Symbolkräftige Inszenierung
Die Feier seines Sieges war minutiös geplant und eine Art „remix“ jener von Francois Mitterrand im Jahr 1981. Dieser hatte nach fast 30 Jahren in der Opposition erstmals die Konservativen besiegt. Eine der ersten Gesten war sein legendärer Besuch im Pariser Pantheon, mit einer roten Rose in der Hand und begleitet von Beethovens „Ode an die Freude“, der Europahymne.
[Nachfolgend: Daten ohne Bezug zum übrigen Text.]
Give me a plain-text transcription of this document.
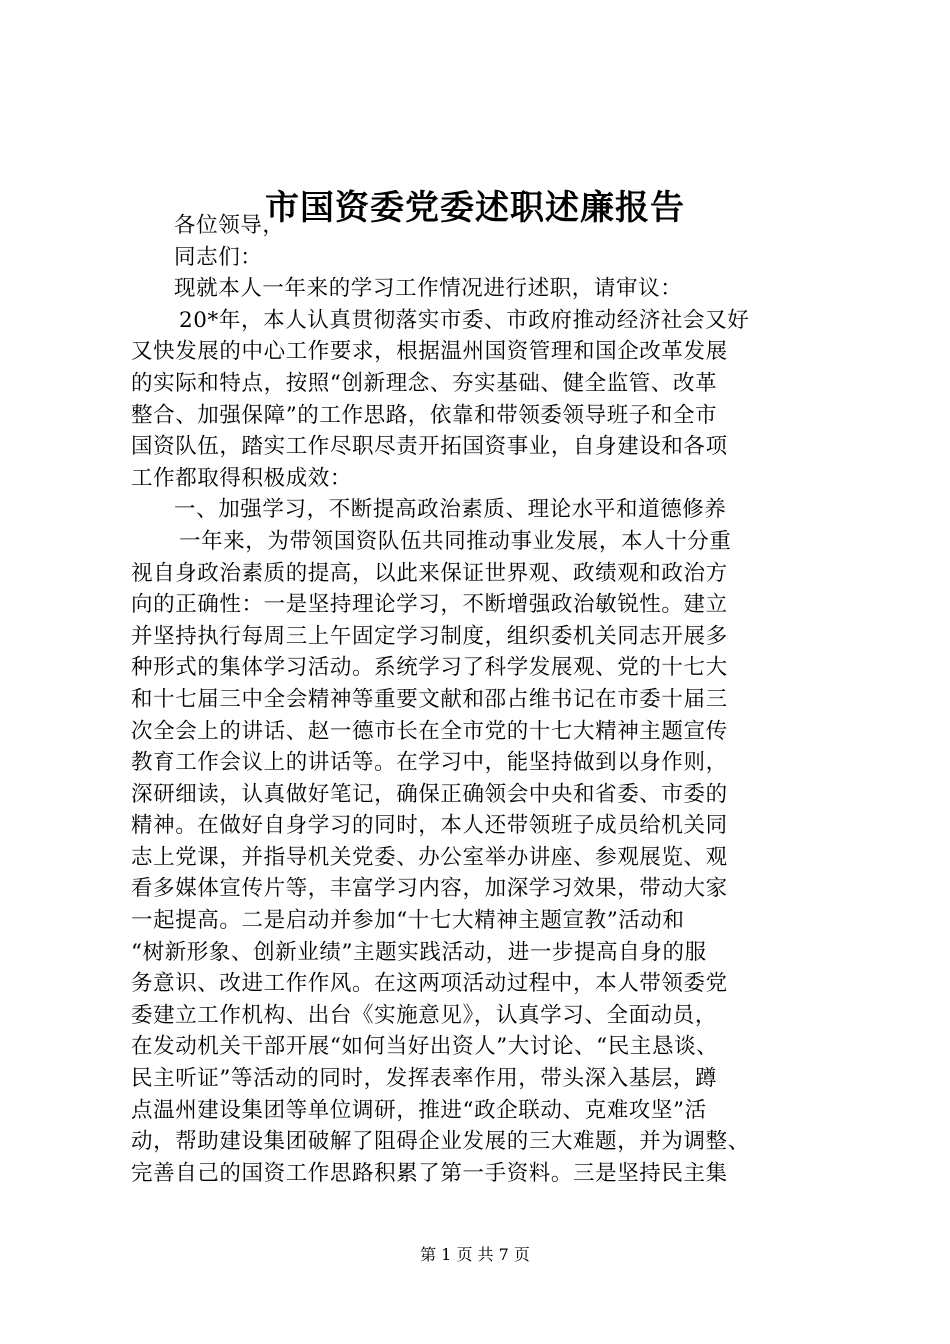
市国资委党委述职述廉报告
各位领导，
同志们：
现就本人一年来的学习工作情况进行述职，请审议：
20*年，本人认真贯彻落实市委、市政府推动经济社会又好
又快发展的中心工作要求，根据温州国资管理和国企改革发展
的实际和特点，按照“创新理念、夯实基础、健全监管、改革
整合、加强保障”的工作思路，依靠和带领委领导班子和全市
国资队伍，踏实工作尽职尽责开拓国资事业，自身建设和各项
工作都取得积极成效：
一、加强学习，不断提高政治素质、理论水平和道德修养
一年来，为带领国资队伍共同推动事业发展，本人十分重
视自身政治素质的提高，以此来保证世界观、政绩观和政治方
向的正确性：一是坚持理论学习，不断增强政治敏锐性。建立
并坚持执行每周三上午固定学习制度，组织委机关同志开展多
种形式的集体学习活动。系统学习了科学发展观、党的十七大
和十七届三中全会精神等重要文献和邵占维书记在市委十届三
次全会上的讲话、赵一德市长在全市党的十七大精神主题宣传
教育工作会议上的讲话等。在学习中，能坚持做到以身作则，
深研细读，认真做好笔记，确保正确领会中央和省委、市委的
精神。在做好自身学习的同时，本人还带领班子成员给机关同
志上党课，并指导机关党委、办公室举办讲座、参观展览、观
看多媒体宣传片等，丰富学习内容，加深学习效果，带动大家
一起提高。二是启动并参加“十七大精神主题宣教”活动和
“树新形象、创新业绩”主题实践活动，进一步提高自身的服
务意识、改进工作作风。在这两项活动过程中，本人带领委党
委建立工作机构、出台《实施意见》，认真学习、全面动员，
在发动机关干部开展“如何当好出资人”大讨论、“民主恳谈、
民主听证”等活动的同时，发挥表率作用，带头深入基层，蹲
点温州建设集团等单位调研，推进“政企联动、克难攻坚”活
动，帮助建设集团破解了阻碍企业发展的三大难题，并为调整、
完善自己的国资工作思路积累了第一手资料。三是坚持民主集
第 1 页 共 7 页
Auch schon damals war ein halbes Dutzend TV-Kameras so positioniert, dass Mitterrand allein und bedeutungsvollen Schrittes vor dem Pantheon und dann bei seiner Würdigung der Grabstätten berühmter Vorkämpfer gegen die Sklaverei, gegen die Nazibesatzung und für den Sozialismus gezeigt wurde.
Emmanuel Macron wählte ebenso die Europahymne, ebenso den langen einsamen Marsch – allerdings durch die Cour Napoleon im Louvre, über Jahrhunderte Residenz der französischen Könige. Zu den Zehntausenden Anhängern sprach Macron dann vor der – unter Mitterrand erbauten – Glaspyramide im Louvre-Hof, Symbol der Verbindung zwischen der großartigen Geschichte Frankreichs und der Moderne.
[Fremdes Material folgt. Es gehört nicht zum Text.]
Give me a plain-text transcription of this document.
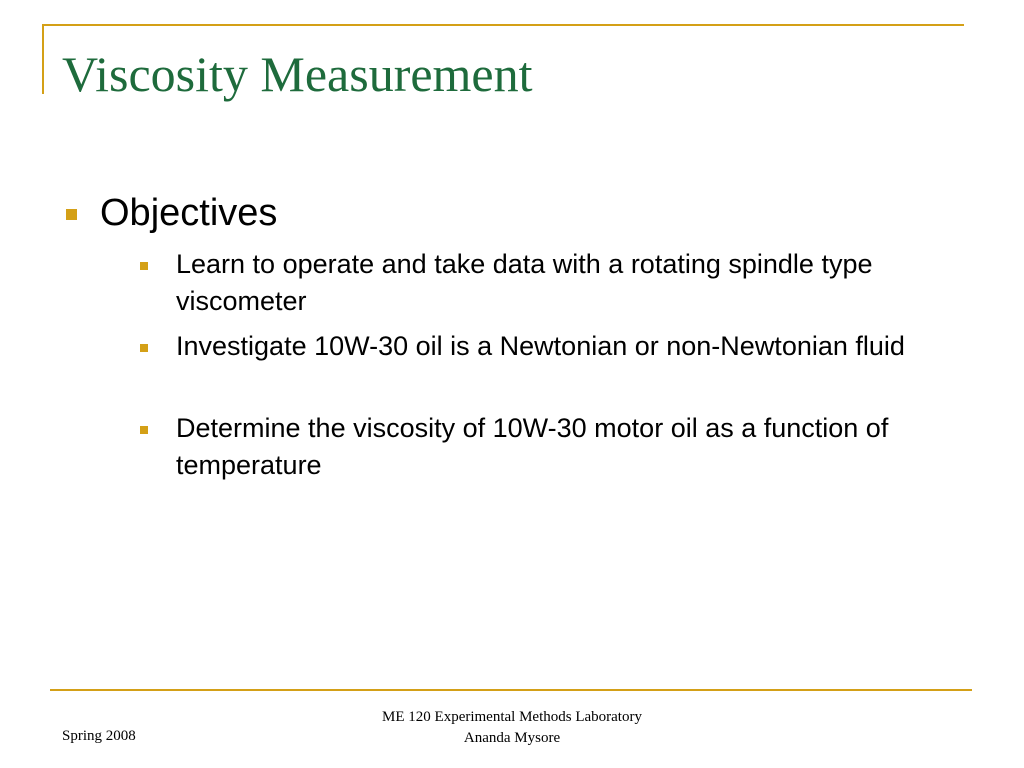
Viscosity Measurement
Objectives
Learn to operate and take data with a rotating spindle type viscometer
Investigate 10W-30 oil is a Newtonian or non-Newtonian fluid
Determine the viscosity of 10W-30 motor oil as a function of temperature
Spring 2008
ME 120 Experimental Methods Laboratory
Ananda Mysore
Frankreich einen, Europa stärken – wir schaffen das
Den enthusiastischen Anhängern rief Macron nicht zu „Wir haben gewonnen“, sondern „Frankreich hat gewonnen“. Er werde sich immer von den Werten der Aufklärung leiten lassen, alles tun, um die Republik zu verteidigen und die bestehende Spaltung im Land zu überwinden. Seiner Rivalin Marine Le Pen sandte er „republikanische Grüße“, ihre Wähler und Anhänger respektiere er, sagte Macron. Er kenne deren Probleme und Leiden und verstehe ihren Zorn. Deshalb werde er mit aller Energie dafür arbeiten, dass es in fünf Jahren keinen Grund mehr gebe, Extreme zu wählen. Frankreich und Europa reformieren, modernisieren, demokratisieren – es brauche Energie und Mut, dann könnten auch die enormen Herausforderungen der heutigen Welt gemeistert werden. Macrons Rede war eine Mischung aus Euphorie und zugleich Beschwörung des Optimismus, eine französische Variante des Merkel´schen „Wir schaffen das.“
Die ungewisse Regierungsmehrheit
Es war schon gut bedacht, dass Macron nicht von seinem Sieg, sondern von jenem Frankreichs gesprochen hat. Denn die selbst für Optimisten überraschenden 66% der Wählerstimmen waren und sind alles andere als Stimmen für Macron, weder für ihn als Person und schon gar nicht für sein Programm. Weit mehr als die Hälfte dieser 20 Millionen waren Stimmen gegen die rechtsextreme Marine Le Pen. Zudem hat ein Drittel der Wahlberechtigen gar nicht oder weiß gewählt. Die tiefe Spaltung im Land besteht nach wie vor. Noch am Wahlabend haben die verschiedenen politischen Protagonisten, die lediglich aus Abwehr gegen Schlimmeres zur Wahl Macrons aufgerufen hatten, ihren neuen Wahlkampf begonnen – jenen für die Parlamentswahlen am 11. und 18. Juni.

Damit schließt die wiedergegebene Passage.